高円宮杯プレミアリーグEAST第17節で、千葉県の強豪校が激突した。流通経済大柏と市立船橋の一戦は、14分に相手のハンドで得たPKをMF鈴木唯人が決め、アウェーの市立船橋が先制する。さらに5分後にも再びPKを鈴木が沈め、2点目を奪取。前半終了間際には流通経済大柏のFW森山一斗に1点を返されるも、後半はリードを守り切り、勝ち点3を獲得した。プレミアリーグEAST同節の他4試合は12月1日に開催される。

上写真=2ゴールの活躍を見せた市立船橋の鈴木唯人(写真◎サッカーマガジン)

■2019年10月5日 高円宮杯プレミアリーグEAST第17節
流通経済大柏 1-2 市立船橋
得点者:(流)森山一斗 (市)鈴木唯人2

エースの決意。「星を増やせるように」

 市立船橋のMF鈴木唯人が、同じ千葉県のライバル校を相手に存在感を放った。14分、FW松谷昂輝のクロスから放ったヘディングシュートが相手DFの手に当たりPKを獲得。背番号10はペナルティースポットにボールをセットすると、右足で冷静にゴールへ沈め、先制点をもたらした。さらに、5分後にも味方選手が倒されて得たPKで2点目を奪い、流通経済大柏撃破の立役者となった。

「個人的にはずっと得点を取れていなくて、チームに迷惑をかけていた。PKという形ですけれど、結果的に2点決めて、勝利につなげられてうれしいです」

 エースの2ゴールにより、9月22日の第14節尚志戦(○3-0)に続いて2連勝を飾り、勝ち点を「18」に伸ばした。順位も6位に浮上し、勝ち点「20」の5位流通経済大柏に迫った。

 高円宮杯プレミアリーグEASTで勝ち点3を積み上げたことに加え、約1カ月半後に控える“冬の風物詩”全国高校選手権の千葉県予選を前に、全国への切符を争うライバルを破った意味は大きい。

「3年間、自分が(市立船橋で)やってきた中で流経大柏には勝てていなかった。ここでも負けていたら、自分たちはずっと負け続けているイメージもあるし、相手は選手権予選でも『余裕だろう』と思うかもしれない。だから、選手権前のこの試合を絶対に落とせないことはチーム全員で分かっていたので、本当に良かった」と、鈴木はこの勝利の価値を強調する。
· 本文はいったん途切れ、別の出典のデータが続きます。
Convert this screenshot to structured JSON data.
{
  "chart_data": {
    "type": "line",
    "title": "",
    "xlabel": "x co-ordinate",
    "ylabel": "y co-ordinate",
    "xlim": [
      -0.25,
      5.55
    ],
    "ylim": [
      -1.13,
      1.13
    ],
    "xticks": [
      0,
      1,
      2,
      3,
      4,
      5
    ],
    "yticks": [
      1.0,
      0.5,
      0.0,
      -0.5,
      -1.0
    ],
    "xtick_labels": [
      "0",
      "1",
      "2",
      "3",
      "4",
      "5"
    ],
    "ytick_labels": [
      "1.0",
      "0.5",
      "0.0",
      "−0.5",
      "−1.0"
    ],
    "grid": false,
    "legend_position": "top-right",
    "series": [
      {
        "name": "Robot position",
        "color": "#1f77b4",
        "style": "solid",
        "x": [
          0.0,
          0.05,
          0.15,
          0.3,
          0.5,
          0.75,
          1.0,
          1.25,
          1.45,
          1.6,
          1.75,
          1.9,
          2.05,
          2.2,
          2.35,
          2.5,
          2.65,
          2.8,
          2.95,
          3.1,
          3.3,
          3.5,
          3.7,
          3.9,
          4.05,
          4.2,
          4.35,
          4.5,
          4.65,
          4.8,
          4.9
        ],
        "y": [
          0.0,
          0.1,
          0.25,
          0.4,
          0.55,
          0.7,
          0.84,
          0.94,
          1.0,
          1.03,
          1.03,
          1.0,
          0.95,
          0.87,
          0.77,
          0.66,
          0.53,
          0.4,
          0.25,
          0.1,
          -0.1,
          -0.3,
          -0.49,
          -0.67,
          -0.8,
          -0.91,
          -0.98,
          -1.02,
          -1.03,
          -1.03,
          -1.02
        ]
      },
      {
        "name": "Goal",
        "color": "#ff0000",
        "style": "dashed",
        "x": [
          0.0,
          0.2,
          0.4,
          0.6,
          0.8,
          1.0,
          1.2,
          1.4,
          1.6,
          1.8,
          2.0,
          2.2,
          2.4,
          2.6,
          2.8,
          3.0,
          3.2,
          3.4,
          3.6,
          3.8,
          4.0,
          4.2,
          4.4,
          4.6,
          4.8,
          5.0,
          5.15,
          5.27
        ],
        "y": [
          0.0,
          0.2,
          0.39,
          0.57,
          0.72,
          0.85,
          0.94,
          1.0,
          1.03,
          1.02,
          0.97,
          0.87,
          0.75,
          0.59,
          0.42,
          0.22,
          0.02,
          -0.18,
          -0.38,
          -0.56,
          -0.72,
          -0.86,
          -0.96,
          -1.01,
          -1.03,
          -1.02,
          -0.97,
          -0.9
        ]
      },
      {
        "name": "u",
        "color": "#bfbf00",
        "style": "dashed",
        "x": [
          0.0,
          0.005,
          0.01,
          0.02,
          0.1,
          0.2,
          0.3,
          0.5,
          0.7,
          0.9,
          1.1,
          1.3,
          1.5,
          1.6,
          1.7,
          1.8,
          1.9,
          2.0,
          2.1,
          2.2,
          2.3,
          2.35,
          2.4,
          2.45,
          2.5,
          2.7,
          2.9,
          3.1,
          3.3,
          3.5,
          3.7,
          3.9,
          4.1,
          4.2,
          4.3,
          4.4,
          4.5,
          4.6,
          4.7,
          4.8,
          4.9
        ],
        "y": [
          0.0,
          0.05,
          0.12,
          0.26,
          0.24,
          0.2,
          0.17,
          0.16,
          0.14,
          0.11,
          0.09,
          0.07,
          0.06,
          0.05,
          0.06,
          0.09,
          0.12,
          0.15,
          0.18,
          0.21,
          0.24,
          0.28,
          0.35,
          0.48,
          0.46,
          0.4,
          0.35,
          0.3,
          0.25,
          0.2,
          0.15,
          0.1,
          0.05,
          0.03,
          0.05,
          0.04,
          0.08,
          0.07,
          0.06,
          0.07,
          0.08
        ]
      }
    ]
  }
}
 今予選で準決勝(11月27日)から登場する市立船橋は、勝ち上がれば11月30日の決勝で流通経済大柏と全国への切符を争う可能性もある。言わば、この試合は選手権県予選の“前哨戦”ともなり得る一戦だった。

 鈴木が市立船橋に入学してからの過去2年は県予選決勝で流通経済大柏に敗れて涙をのんだだけに、“高校最後の冬”でのリベンジに燃える。

「(市立船橋の)このメンバーはみんな、選手権に出たい思いを持ってここに来た。もちろん、自分もそうです。選手権に出られないまま(高校生活が)終わることは絶対に嫌だ。それはみんなも同じ気持ちなので、ここからの期間がより大事になってくる」

 千葉県は流通経済大柏の他にも、インターハイ出場の日体大柏や、6月の関東大会を戦った中央学院、専大松戸、さらには八千代などの強豪校がひしめく。そんな全国屈指の激戦区を勝ち抜き、“三度目の正直”で自身初の選手権出場へ。そして、その先にある全国の頂点を見据え、伝統のユニフォームの胸部に視線を移す。